By \({\bar{x}}\in F\), we get \( h_{t}({\bar{x}},{\hat{v}}_{t})\le 0\), \(\forall t\in T\). Therefore,

$$\begin{aligned} \sum \limits _{t\in T}{\bar{\eta }}_{t}h_{t}({\bar{x}},{\bar{v}}_{t})+\sum \limits _{i=1}^{p} {\bar{\lambda }}_{i}\epsilon _{i}g_{i}({\bar{x}})-\sum \limits _{t\in T}{\hat{\eta }}_{t}h_{t}({\bar{x}},{\hat{v}}_{t}) \ge 0, \end{aligned}$$

which contradicts (21). The proof is complete. \(\square \)
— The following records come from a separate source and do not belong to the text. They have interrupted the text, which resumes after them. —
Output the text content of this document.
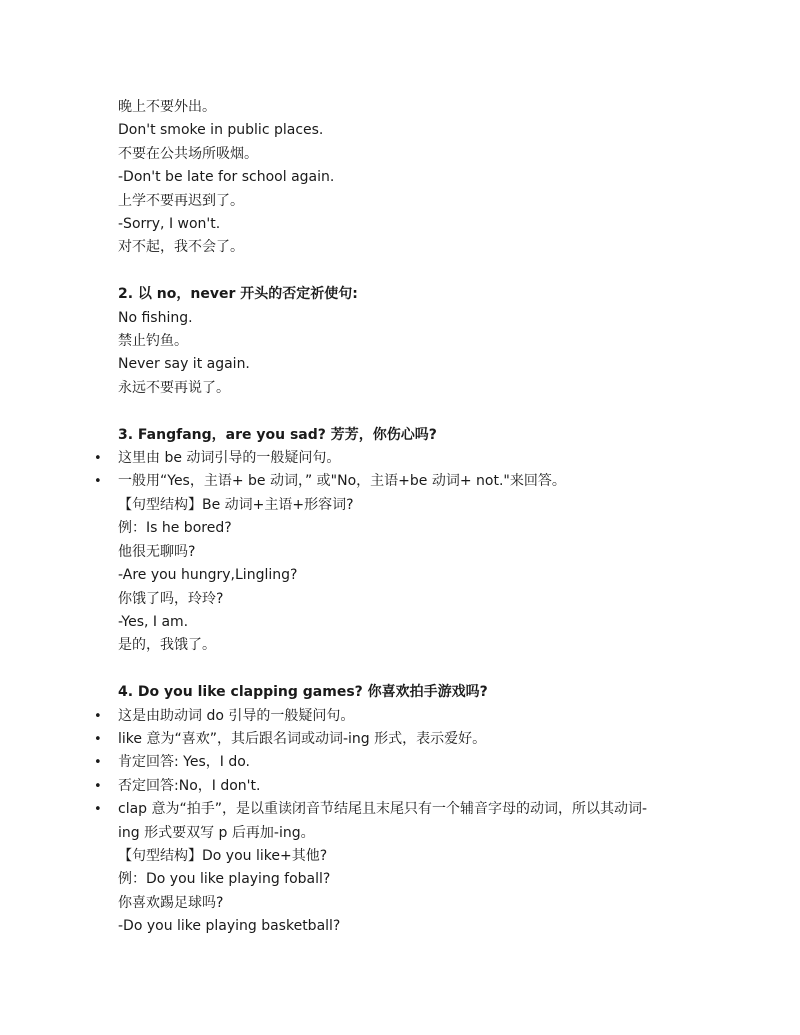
晚上不要外出。
Don't smoke in public places.
不要在公共场所吸烟。
-Don't be late for school again.
上学不要再迟到了。
-Sorry, I won't.
对不起，我不会了。
2. 以 no，never 开头的否定祈使句:
No fishing.
禁止钓鱼。
Never say it again.
永远不要再说了。
3. Fangfang，are you sad? 芳芳，你伤心吗?
• 这里由 be 动词引导的一般疑问句。
• 一般用“Yes，主语+ be 动词，” 或"No，主语+be 动词+ not."来回答。
【句型结构】Be 动词+主语+形容词?
例：Is he bored?
他很无聊吗?
-Are you hungry,Lingling?
你饿了吗，玲玲?
-Yes, I am.
是的，我饿了。
4. Do you like clapping games? 你喜欢拍手游戏吗?
• 这是由助动词 do 引导的一般疑问句。
• like 意为“喜欢”，其后跟名词或动词-ing 形式，表示爱好。
• 肯定回答: Yes，I do.
• 否定回答:No，I don't.
• clap 意为“拍手”，是以重读闭音节结尾且末尾只有一个辅音字母的动词，所以其动词-
ing 形式要双写 p 后再加-ing。
【句型结构】Do you like+其他?
例：Do you like playing foball?
你喜欢踢足球吗?
-Do you like playing basketball?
The following result can be easily obtained by using similar methods reported in [24, Theorem 6.7].

Theorem 4.4

Let \(\epsilon \in {\mathbb {R}}_{+}^{p}\). If \(({\bar{x}},{\bar{\eta }} ,{\bar{v}} )\in C\times {\mathbb {R}}^{(T)}_+\times V\) is a robust \(\epsilon \)-weak saddle point of \(L_{\mu }\) related to \((UMFP) \), then, \({\bar{x}}\in F\) is a robust \(\epsilon \)-weakly efficient solution of \((UMFP) \).

5 Conclusions

In this paper, following the framework of robust optimization, we consider robust \(\epsilon \)-weakly efficient solutions for a class of nonsmooth multiobjective fractional semi-infinite optimization problems with uncertain data in the constraint functions. We employ a scalarization method and a robust type constraint qualification condition to establish necessary and sufficient conditions for the robust \(\epsilon \)-weakly efficient solutions of this uncertain fractional semi-infinite optimization problem. We also obtain some robust \(\epsilon \)-duality properties and \(\epsilon \)-weak saddle point theorems. It is worth noting that the approach used in this paper is new, and some existing results in the literature can be obtained by the use of our approach. Moreover, the mathematical framework developed in this paper can be extended to the investigation of robust \(\epsilon \)-quasi (weakly) efficient solutions for uncertain multiobjective fractional semi-infinite optimization.